Bundan önceki en yüksek küçülme oranları GSMH'nin yüzde 6.1 oranında düştüğü 1994 ve 1999 yıllarında gerçekleşmişti.
AB üyeliğini zorlayan Türkiye için bu rakamlar hiç de iç açıcı değil. AB'de kişi başına milli gelir ortalama 22.500 dolar. Avrupa Birliği aday ülkelerinde ise bu oran 7600 dolar. Lüksemburg AB içinde kişi başına milli gelirin en yüksek olduğu ülke, Lüksemburg'da 33.505 dolara ulaşan bu rakam Danimarka'da 32.695, Almanya'da 25.350, İtalya'da 19.888, Yunanistan'da 11.697 dolar. AB adayı ülkelerin tümü kişi başına milli gelir rakamlarında Türkiye'den çok daha iyi bir ekonomik manzara sunuyorlar.

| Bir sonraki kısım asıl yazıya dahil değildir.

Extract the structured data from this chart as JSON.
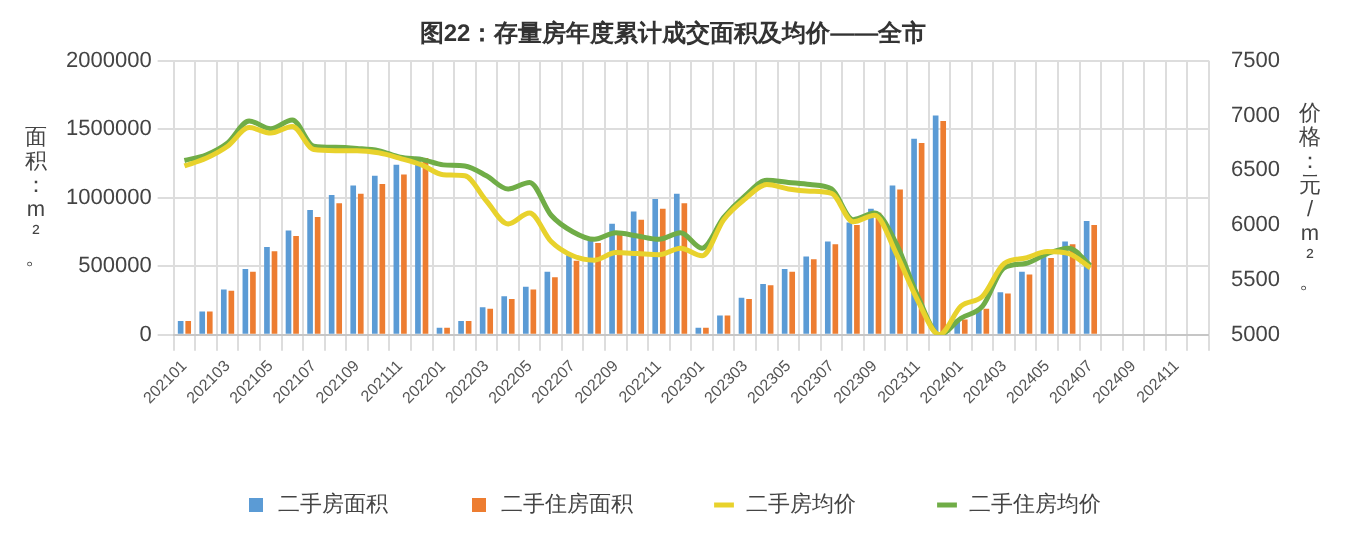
{
  "chart_data": {
    "type": "bar",
    "title": "图22：存量房年度累计成交面积及均价——全市",
    "ylabel": "面积：m²。",
    "y2label": "价格：元/m²。",
    "categories": [
      "202101",
      null,
      "202103",
      null,
      "202105",
      null,
      "202107",
      null,
      "202109",
      null,
      "202111",
      null,
      "202201",
      null,
      "202203",
      null,
      "202205",
      null,
      "202207",
      null,
      "202209",
      null,
      "202211",
      null,
      "202301",
      null,
      "202303",
      null,
      "202305",
      null,
      "202307",
      null,
      "202309",
      null,
      "202311",
      null,
      "202401",
      null,
      "202403",
      null,
      "202405",
      null,
      "202407",
      null,
      "202409",
      null,
      "202411",
      null
    ],
    "series": [
      {
        "name": "二手房面积",
        "color": "#5b9bd5",
        "values": [
          100000,
          170000,
          330000,
          480000,
          640000,
          760000,
          910000,
          1020000,
          1090000,
          1160000,
          1240000,
          1300000,
          50000,
          100000,
          200000,
          280000,
          350000,
          460000,
          580000,
          700000,
          810000,
          900000,
          990000,
          1030000,
          50000,
          140000,
          270000,
          370000,
          480000,
          570000,
          680000,
          820000,
          920000,
          1090000,
          1430000,
          1600000,
          110000,
          190000,
          310000,
          460000,
          570000,
          680000,
          830000,
          null,
          null,
          null,
          null,
          null
        ]
      },
      {
        "name": "二手住房面积",
        "color": "#ed7d31",
        "values": [
          100000,
          170000,
          320000,
          460000,
          610000,
          720000,
          860000,
          960000,
          1030000,
          1100000,
          1170000,
          1290000,
          50000,
          100000,
          190000,
          260000,
          330000,
          420000,
          540000,
          670000,
          750000,
          840000,
          920000,
          960000,
          50000,
          140000,
          260000,
          360000,
          460000,
          550000,
          660000,
          800000,
          890000,
          1060000,
          1400000,
          1560000,
          110000,
          190000,
          300000,
          440000,
          560000,
          660000,
          800000,
          null,
          null,
          null,
          null,
          null
        ]
      },
      {
        "name": "二手房均价",
        "type": "line",
        "axis": "y2",
        "color": "#e8d22c",
        "values": [
          6540,
          6610,
          6720,
          6890,
          6840,
          6900,
          6690,
          6680,
          6680,
          6660,
          6610,
          6550,
          6460,
          6450,
          6220,
          6010,
          6110,
          5850,
          5720,
          5680,
          5750,
          5740,
          5730,
          5790,
          5720,
          6050,
          6240,
          6370,
          6330,
          6310,
          6290,
          6030,
          6090,
          5740,
          5310,
          5000,
          5260,
          5350,
          5650,
          5700,
          5760,
          5740,
          5610,
          null,
          null,
          null,
          null,
          null
        ]
      },
      {
        "name": "二手住房均价",
        "type": "line",
        "axis": "y2",
        "color": "#70ad47",
        "values": [
          6590,
          6640,
          6750,
          6950,
          6880,
          6960,
          6720,
          6710,
          6700,
          6680,
          6620,
          6600,
          6550,
          6540,
          6450,
          6330,
          6390,
          6090,
          5940,
          5870,
          5930,
          5900,
          5870,
          5930,
          5790,
          6070,
          6270,
          6410,
          6390,
          6370,
          6330,
          6050,
          6110,
          5830,
          5350,
          5000,
          5150,
          5260,
          5610,
          5650,
          5740,
          5790,
          5630,
          null,
          null,
          null,
          null,
          null
        ]
      }
    ],
    "ylim": [
      0,
      2000000
    ],
    "yticks": [
      0,
      500000,
      1000000,
      1500000,
      2000000
    ],
    "y2lim": [
      5000,
      7500
    ],
    "y2ticks": [
      5000,
      5500,
      6000,
      6500,
      7000,
      7500
    ],
    "grid": true,
    "legend": "bottom",
    "marker": "none",
    "line_style": "solid"
  }
}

Bulgaristan 6300 dolar, Kıbrıs Rum Kesimi 19.400 dolar, Malta 12.600 dolar, Litvanya 6.700 dolar ve Romanya 5.200 dolar kişi başına milli gelire sahip.
Bütün sektörlerde düşüş
DİE'nin 2001 yılına ilişkin açıkladığı GSMH rakamlarına göre, sabit fiyatlarla sektörel bazda Devlet Hizmetleri, Kâr Amacı Olmayan Kuruluşlar ve Konut Sahipliği dışında bütün sektörlerde küçülme yaşandı. Devlet Hizmetleri'nde büyüme yüzde 1.5 olurken, Kâr Amacı Olmayan Kuruluşlar'daki büyüme oranı da yüzde 0.2 düzeyinde sonuçlandı. Konut Sahipliği'nde büyüme hızı ise yüzde 2.1 olarak gerçekleşti.
2001 yılında en fazla küçülme yüzde 25.1 ile ithalat vergisinde gerçekleşti. İthalat vergisinin ardından yüzde 9.9 ile mali kuruluşlar, yüzde 9.4 ile ticaret, 7.5 ile sanayide küçülme kaydedildi. Sektörler itibariyle büyüme hızlarına bakıldığında, Serbest Meslek ve Hizmetler sektöründe küçülme yüzde 7.4, tarım sektöründe yüzde 6.1, inşaatta ise yüzde 5.9 düzeyinde gerçekleşti.